How have all the factors above been brought together to estimate a fair value?
  • The analysts have a consensus price target of $107.839 for Trade Desk based on their expectations of its future earnings growth, profit margins and other risk factors. However, there is a degree of disagreement amongst analysts, with the most bullish reporting a price target of $150.0, and the most bearish reporting a price target of just $49.0.
  • In order for you to agree with the analyst's consensus, you'd need to believe that by 2028, revenues will be $4.1 billion, earnings will come to $844.0 million, and it would be trading on a PE ratio of 79.5x, assuming you use a discount rate of 6.4%.
  • Given the current share price of $57.1, the analyst price target of $107.84 is 47.1% higher.
  • We always encourage you to reach your own conclusions though. So sense check these analyst numbers against your own assumptions and expectations based on your understanding of the business and what you believe is probable.
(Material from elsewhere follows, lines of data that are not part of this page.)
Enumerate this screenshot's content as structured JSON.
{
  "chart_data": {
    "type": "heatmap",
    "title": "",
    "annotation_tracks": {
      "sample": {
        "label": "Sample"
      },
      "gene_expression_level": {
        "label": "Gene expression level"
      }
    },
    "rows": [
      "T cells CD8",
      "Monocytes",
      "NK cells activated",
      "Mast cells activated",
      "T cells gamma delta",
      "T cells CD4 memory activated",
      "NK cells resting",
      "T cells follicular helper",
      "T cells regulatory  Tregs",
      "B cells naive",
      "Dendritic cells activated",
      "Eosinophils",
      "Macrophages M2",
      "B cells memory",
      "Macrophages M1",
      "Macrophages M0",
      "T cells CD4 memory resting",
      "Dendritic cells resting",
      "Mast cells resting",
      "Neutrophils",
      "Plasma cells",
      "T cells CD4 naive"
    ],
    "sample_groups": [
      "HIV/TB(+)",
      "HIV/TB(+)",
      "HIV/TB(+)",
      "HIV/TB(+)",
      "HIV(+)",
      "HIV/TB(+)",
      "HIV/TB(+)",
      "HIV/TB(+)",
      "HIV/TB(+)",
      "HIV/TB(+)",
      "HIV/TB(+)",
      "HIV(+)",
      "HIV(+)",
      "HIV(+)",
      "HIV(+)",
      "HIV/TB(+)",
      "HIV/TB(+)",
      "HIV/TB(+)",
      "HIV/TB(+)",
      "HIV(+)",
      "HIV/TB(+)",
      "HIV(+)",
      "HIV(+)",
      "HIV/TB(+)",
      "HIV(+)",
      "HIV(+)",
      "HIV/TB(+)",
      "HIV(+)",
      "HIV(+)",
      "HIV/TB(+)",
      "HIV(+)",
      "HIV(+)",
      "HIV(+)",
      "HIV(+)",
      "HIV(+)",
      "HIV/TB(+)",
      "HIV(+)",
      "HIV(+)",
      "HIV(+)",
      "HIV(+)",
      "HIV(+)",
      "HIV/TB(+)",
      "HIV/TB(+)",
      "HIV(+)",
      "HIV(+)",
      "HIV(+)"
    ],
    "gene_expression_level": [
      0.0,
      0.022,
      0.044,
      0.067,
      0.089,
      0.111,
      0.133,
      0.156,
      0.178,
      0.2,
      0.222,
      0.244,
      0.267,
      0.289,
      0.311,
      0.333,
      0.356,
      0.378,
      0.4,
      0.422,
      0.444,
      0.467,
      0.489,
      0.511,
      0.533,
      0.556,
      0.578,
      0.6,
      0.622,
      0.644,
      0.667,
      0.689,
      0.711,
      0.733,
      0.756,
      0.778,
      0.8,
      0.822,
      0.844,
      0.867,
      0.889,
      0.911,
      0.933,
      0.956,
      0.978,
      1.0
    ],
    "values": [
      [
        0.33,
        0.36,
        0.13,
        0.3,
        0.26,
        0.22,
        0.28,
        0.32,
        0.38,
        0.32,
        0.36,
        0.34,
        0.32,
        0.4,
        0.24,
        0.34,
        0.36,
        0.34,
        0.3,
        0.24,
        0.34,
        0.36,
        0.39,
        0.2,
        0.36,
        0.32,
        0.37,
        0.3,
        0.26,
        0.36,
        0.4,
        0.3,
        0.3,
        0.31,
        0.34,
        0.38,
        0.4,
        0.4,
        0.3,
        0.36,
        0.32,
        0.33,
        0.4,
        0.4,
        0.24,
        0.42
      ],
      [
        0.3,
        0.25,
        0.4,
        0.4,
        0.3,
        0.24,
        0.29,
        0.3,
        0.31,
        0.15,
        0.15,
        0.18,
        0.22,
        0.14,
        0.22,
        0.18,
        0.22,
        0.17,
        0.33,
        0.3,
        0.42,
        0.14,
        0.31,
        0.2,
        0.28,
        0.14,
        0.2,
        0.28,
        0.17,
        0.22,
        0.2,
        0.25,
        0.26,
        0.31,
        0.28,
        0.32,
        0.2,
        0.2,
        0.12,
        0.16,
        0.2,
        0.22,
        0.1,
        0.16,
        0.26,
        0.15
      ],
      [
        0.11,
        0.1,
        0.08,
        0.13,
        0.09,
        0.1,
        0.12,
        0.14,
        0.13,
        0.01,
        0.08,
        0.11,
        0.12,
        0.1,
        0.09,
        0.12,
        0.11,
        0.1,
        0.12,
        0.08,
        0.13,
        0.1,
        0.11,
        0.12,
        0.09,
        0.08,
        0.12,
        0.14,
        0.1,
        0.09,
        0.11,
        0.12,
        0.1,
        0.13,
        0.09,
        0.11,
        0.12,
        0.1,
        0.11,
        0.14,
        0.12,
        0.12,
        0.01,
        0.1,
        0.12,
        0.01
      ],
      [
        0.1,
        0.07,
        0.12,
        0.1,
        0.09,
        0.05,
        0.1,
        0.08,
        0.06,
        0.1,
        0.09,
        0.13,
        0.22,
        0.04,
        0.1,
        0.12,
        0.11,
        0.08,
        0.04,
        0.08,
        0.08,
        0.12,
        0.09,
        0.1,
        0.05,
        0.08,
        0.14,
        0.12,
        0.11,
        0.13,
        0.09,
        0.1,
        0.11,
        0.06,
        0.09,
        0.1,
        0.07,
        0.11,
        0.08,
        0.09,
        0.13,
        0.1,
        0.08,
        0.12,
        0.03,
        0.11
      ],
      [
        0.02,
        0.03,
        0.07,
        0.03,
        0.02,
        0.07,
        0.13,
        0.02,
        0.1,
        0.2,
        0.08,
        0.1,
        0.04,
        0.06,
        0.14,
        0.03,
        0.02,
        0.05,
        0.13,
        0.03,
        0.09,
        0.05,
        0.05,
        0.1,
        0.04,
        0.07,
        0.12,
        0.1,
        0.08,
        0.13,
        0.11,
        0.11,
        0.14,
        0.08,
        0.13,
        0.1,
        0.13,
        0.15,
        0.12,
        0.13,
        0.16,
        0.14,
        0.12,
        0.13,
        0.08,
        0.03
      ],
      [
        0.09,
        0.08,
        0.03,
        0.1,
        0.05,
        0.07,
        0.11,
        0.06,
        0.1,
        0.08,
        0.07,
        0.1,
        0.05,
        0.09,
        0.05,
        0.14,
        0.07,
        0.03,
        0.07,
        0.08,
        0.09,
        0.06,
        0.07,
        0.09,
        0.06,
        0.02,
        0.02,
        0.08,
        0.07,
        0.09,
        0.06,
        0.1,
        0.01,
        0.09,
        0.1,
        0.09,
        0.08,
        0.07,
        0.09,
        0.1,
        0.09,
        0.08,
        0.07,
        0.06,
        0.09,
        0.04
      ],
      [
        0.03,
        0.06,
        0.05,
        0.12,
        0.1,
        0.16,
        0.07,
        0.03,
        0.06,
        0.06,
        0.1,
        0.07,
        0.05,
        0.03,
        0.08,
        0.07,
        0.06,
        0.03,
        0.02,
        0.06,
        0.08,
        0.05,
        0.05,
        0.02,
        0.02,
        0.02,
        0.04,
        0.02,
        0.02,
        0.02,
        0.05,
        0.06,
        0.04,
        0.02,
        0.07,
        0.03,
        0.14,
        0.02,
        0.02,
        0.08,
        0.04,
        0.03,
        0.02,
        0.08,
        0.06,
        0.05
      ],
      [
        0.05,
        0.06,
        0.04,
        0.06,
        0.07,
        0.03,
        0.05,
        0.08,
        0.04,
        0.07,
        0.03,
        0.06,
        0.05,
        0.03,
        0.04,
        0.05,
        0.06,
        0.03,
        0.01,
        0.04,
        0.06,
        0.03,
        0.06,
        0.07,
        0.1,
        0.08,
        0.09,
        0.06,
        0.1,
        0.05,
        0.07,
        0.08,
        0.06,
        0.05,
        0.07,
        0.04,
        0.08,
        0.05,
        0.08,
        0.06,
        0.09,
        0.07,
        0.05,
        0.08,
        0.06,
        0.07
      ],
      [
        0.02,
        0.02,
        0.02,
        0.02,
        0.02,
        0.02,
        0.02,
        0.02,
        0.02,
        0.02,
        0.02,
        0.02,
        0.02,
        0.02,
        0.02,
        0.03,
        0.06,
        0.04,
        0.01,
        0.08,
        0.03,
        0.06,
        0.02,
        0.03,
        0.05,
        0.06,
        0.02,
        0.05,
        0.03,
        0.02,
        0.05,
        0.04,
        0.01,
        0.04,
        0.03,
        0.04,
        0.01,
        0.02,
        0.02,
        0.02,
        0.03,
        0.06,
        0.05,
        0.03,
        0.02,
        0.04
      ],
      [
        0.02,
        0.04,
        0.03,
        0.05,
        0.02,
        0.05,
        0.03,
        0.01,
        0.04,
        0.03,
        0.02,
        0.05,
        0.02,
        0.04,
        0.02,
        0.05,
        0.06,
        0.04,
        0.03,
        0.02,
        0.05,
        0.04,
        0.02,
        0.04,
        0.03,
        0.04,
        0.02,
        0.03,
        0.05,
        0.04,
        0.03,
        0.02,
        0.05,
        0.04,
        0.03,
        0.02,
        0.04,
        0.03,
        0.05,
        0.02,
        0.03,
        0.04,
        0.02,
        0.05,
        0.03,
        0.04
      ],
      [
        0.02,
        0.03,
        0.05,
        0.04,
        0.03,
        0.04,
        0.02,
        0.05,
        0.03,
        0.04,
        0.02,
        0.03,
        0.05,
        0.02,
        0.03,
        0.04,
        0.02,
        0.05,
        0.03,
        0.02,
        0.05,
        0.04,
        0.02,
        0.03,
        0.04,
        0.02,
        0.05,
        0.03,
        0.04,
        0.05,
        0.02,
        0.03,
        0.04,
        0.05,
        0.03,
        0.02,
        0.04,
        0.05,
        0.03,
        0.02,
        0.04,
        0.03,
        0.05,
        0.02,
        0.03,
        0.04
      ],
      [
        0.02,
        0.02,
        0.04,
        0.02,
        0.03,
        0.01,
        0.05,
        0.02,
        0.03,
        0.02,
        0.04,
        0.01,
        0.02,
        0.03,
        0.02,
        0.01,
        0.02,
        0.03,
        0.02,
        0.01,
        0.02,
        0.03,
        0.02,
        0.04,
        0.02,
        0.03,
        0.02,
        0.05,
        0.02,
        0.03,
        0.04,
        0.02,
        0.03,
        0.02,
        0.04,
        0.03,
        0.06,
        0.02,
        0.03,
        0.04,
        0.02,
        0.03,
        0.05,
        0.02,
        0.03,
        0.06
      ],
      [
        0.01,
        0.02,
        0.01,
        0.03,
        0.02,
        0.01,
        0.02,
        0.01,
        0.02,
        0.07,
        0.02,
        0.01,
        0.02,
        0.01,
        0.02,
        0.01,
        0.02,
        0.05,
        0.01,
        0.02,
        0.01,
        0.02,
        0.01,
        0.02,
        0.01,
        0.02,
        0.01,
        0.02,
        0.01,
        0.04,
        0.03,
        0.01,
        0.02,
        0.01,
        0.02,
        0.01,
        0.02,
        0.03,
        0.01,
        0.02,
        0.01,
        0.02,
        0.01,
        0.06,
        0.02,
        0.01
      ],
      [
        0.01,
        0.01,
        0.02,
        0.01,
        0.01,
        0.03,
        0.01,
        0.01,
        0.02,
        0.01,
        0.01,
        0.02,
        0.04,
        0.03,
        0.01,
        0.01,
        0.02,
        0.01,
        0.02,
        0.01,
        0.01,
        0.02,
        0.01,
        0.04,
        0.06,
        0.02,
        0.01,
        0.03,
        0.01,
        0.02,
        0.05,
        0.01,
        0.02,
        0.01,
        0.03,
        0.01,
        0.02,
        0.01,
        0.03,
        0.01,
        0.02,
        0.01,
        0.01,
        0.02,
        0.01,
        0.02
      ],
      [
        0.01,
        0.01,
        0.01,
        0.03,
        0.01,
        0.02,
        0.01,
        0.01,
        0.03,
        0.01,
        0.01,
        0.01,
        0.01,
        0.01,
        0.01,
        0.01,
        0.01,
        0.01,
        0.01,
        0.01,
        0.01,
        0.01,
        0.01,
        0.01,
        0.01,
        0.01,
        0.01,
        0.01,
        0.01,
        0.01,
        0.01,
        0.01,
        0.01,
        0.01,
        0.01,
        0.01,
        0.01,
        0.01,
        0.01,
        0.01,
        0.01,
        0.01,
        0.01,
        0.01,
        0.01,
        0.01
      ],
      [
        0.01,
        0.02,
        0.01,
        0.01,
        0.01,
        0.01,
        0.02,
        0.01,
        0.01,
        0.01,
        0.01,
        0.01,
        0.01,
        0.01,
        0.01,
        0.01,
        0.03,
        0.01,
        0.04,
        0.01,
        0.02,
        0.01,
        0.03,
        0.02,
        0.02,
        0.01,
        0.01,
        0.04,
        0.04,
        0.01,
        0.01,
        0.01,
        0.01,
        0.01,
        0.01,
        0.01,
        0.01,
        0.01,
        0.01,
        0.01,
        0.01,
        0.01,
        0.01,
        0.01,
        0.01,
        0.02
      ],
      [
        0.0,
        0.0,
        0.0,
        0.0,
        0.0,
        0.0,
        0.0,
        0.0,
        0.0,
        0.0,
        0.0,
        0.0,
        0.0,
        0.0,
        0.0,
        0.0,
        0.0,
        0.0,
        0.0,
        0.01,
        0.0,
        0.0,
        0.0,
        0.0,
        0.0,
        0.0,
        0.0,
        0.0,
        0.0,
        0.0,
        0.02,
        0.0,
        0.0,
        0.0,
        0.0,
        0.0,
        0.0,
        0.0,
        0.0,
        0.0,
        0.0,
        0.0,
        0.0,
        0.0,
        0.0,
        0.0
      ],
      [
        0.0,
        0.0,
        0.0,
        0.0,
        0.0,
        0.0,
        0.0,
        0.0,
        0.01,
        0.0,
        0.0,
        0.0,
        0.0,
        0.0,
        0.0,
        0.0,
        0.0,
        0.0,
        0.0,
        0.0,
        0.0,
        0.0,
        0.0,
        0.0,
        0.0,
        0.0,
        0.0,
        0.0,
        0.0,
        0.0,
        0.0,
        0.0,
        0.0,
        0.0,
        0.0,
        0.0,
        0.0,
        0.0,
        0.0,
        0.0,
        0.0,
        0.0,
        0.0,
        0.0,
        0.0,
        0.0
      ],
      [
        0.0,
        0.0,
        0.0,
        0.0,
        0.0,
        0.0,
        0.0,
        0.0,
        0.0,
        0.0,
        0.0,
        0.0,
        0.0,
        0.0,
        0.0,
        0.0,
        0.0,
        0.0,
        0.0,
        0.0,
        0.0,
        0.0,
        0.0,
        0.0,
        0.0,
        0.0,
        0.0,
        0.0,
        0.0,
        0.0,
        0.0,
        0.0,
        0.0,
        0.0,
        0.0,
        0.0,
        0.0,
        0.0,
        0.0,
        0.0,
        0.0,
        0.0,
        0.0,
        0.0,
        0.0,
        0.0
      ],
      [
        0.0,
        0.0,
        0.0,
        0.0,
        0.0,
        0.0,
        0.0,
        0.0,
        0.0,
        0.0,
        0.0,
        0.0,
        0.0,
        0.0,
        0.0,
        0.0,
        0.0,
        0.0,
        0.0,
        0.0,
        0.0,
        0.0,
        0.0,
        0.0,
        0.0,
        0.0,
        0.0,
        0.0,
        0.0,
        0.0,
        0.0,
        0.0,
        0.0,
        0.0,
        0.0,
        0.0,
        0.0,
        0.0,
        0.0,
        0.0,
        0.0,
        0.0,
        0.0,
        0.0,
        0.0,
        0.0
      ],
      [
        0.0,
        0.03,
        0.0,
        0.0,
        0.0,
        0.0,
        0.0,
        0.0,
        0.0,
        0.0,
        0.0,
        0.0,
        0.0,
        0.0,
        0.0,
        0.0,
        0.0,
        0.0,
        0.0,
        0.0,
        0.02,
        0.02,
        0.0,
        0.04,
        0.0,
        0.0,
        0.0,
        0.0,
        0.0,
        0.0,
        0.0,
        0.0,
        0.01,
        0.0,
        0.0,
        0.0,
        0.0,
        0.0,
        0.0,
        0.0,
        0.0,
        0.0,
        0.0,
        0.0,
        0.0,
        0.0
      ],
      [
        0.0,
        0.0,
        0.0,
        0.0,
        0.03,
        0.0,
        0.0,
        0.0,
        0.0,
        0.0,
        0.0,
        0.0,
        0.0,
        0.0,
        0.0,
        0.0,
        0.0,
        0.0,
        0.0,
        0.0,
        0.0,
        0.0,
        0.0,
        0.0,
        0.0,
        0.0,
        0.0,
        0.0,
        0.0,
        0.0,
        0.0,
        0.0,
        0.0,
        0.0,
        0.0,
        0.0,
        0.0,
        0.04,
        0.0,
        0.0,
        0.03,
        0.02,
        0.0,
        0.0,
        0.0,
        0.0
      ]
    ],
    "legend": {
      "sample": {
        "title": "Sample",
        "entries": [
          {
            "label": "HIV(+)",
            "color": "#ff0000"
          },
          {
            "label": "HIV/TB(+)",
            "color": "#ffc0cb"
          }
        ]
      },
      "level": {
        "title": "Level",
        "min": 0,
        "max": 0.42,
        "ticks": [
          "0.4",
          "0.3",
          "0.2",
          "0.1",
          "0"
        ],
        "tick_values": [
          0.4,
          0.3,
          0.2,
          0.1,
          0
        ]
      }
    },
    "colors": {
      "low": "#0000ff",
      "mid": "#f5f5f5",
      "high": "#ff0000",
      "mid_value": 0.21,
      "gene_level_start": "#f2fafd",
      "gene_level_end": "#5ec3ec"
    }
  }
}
How well do narratives help inform your perspective?

Disclaimer

Warren A.I. is a tool utilizing a Large Language Model (LLM) that ingests data on consensus price targets, forecasted revenue and earnings figures, as well as the transcripts of earnings calls to produce qualitative analysis. The narratives produced by Warren A.I. are general in nature and are based solely on analyst data and publicly-available material published by the respective companies. These scenarios are not indicative of the company's future performance and are exploratory in nature. Simply Wall St has no position in the company(s) mentioned. Simply Wall St may provide the securities issuer or related entities with website advertising services for a fee, on an arm's length basis. These relationships have no impact on the way we conduct our business, the content we host, or how our content is served to users. The price targets and estimates used are consensus data, and do not constitute a recommendation to buy or sell any stock, and they do not take account of your objectives, or your financial situation. Note that Warren A.I.'s analysis may not factor in the latest price-sensitive company announcements or qualitative material.